Although most of us aren’t quite approaching $1b in ARR, we can still learn from the leaders. We last checked in on Slack as it was IPO’ing. Now with some time as a public company under its belt, what can we learn from them?
Slack crossed $168 million in the past quarter revenue alone, growing 60%. That puts them at a $700m+ ARR run rate, with $1b ARR coming up in calendar 2020.
5 things I learned from their latest report:
- Growth is all fueled by going upmarket. We saw this in the IPO, and like Shopify and others, the trend is continuing. Slack actually only increased its customer count 30% year-over-year to 105,000 total paying customers. But its customers > $100k in ARR increased by 67%. Blend them together and you get net 60% revenue growth on “just” a 30% growth in customer count.

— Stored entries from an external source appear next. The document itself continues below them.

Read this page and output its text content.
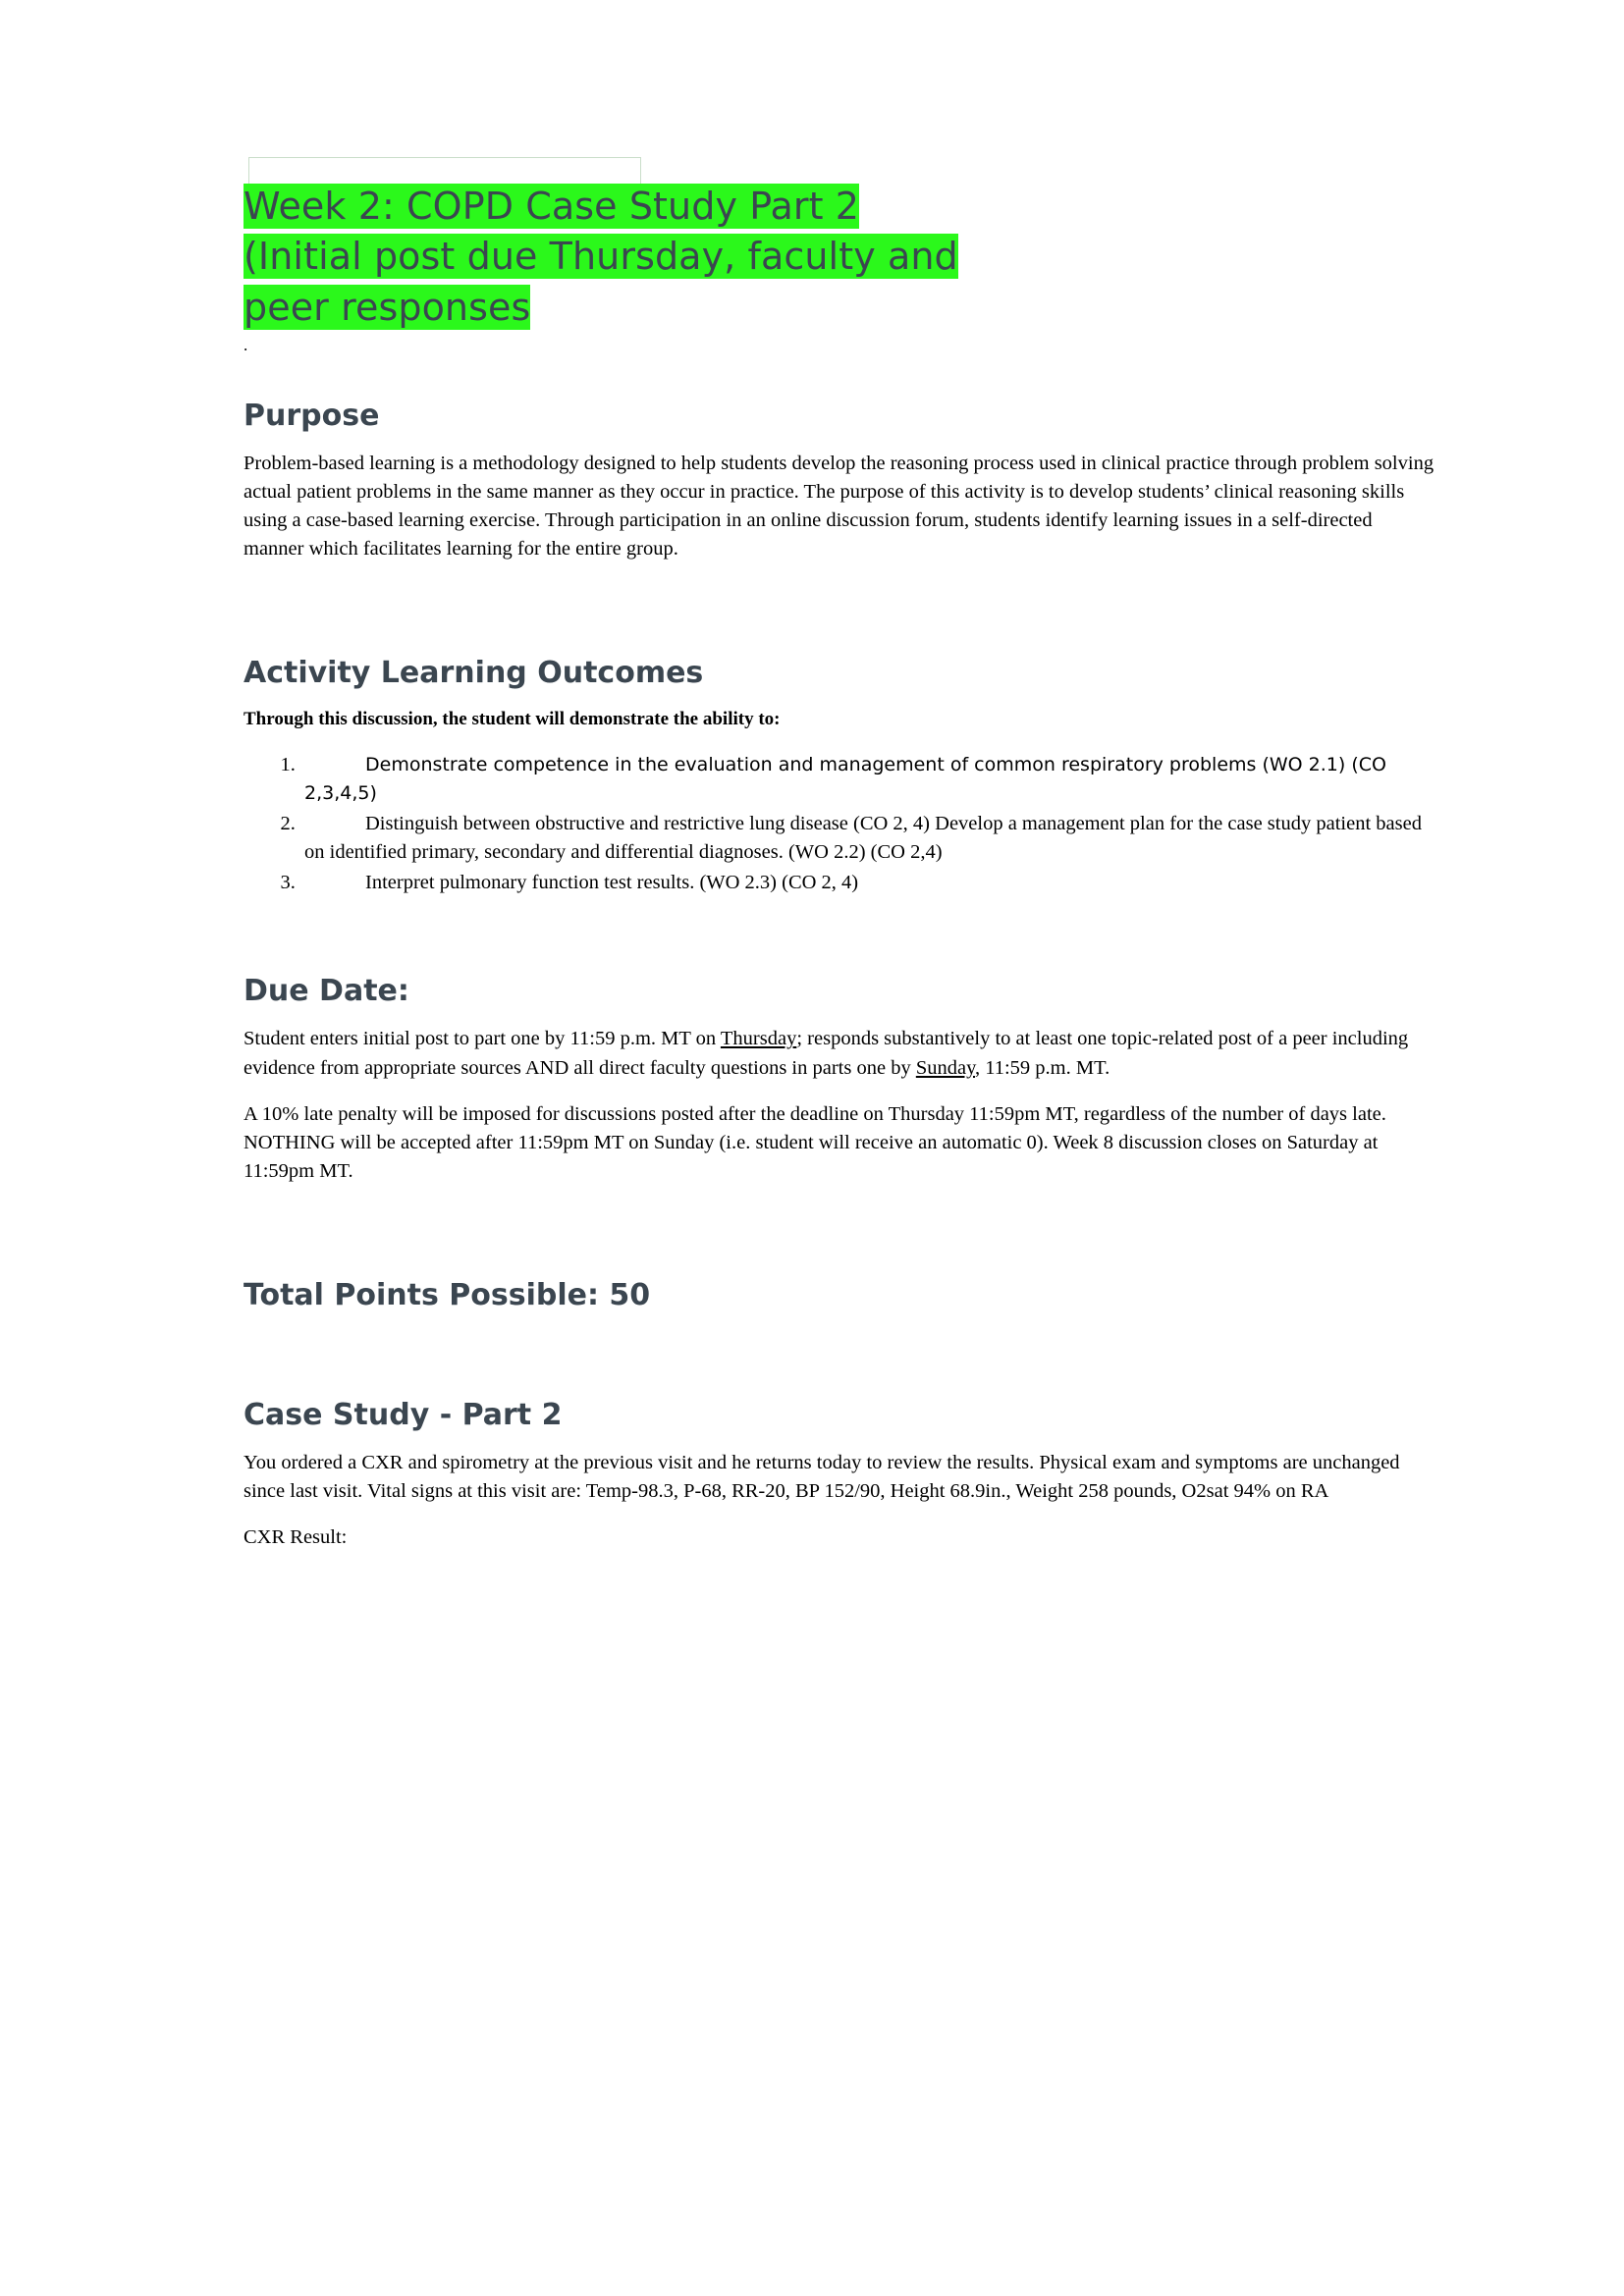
Week 2: COPD Case Study Part 2
(Initial post due Thursday, faculty and
peer responses

.

Purpose

Problem-based learning is a methodology designed to help students develop the reasoning process used in clinical practice through problem solving actual patient problems in the same manner as they occur in practice. The purpose of this activity is to develop students’ clinical reasoning skills using a case-based learning exercise. Through participation in an online discussion forum, students identify learning issues in a self-directed manner which facilitates learning for the entire group.

Activity Learning Outcomes

Through this discussion, the student will demonstrate the ability to:

1. Demonstrate competence in the evaluation and management of common respiratory problems (WO 2.1) (CO 2,3,4,5)
2. Distinguish between obstructive and restrictive lung disease (CO 2, 4) Develop a management plan for the case study patient based on identified primary, secondary and differential diagnoses. (WO 2.2) (CO 2,4)
3. Interpret pulmonary function test results. (WO 2.3) (CO 2, 4)
Due Date:

Student enters initial post to part one by 11:59 p.m. MT on Thursday; responds substantively to at least one topic-related post of a peer including evidence from appropriate sources AND all direct faculty questions in parts one by Sunday, 11:59 p.m. MT.

A 10% late penalty will be imposed for discussions posted after the deadline on Thursday 11:59pm MT, regardless of the number of days late. NOTHING will be accepted after 11:59pm MT on Sunday (i.e. student will receive an automatic 0). Week 8 discussion closes on Saturday at 11:59pm MT.

Total Points Possible: 50
Case Study - Part 2

You ordered a CXR and spirometry at the previous visit and he returns today to review the results. Physical exam and symptoms are unchanged since last visit. Vital signs at this visit are: Temp-98.3, P-68, RR-20, BP 152/90, Height 68.9in., Weight 258 pounds, O2sat 94% on RA

CXR Result:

- 50+ paid customers with $1m+ ACV. That may sound like a lot to you for Slack, but Slack has grown a lot in the enterprise. Most of the Fortune 500 / Global 2000 can pay $1m+ a year for applications every employee uses. Many pay 20x-100x that for Salesforce.
- Accelerating growth. We tend to think of all public companies slowing down. But Slack isn’t, nor is Anaplan and other recent top Cloud IPOs. Slack’s growth (again, fueled by going upmarket) accelerated to 60% year-over-year from a predicted 51%. Don’t settle for declining growth. The Cloud is bigger than ever. Carpe diem!!
- Going global. More than 1/3 of Slack’s $100k+ customers are outside the U.S. That’s still fairly concentrated in the U.S. at this stage, but expanding outside of it. As we’ve seen before, public SaaS companies “globalize” at very different paces.
- Free and cheaper competition isn’t killing them. You know this, but Microsoft Teams, while well received in the enterprise, isn’t killing Slack. 70% of Slack’s customers also pay for Office 365. That means they are paying a lot more for Slack vs. just using Teams for much less or free. But the competition is forcing them to evolve faster, with workflow features and shared channels as big pushes for the company.
A final bonus note is that Slack says they have 700,000 active developers on their platform now. Slack has gone very enterprise. But it is the developers’ hearts, and work, and 2,000+ apps on their platform, that has gotten them there.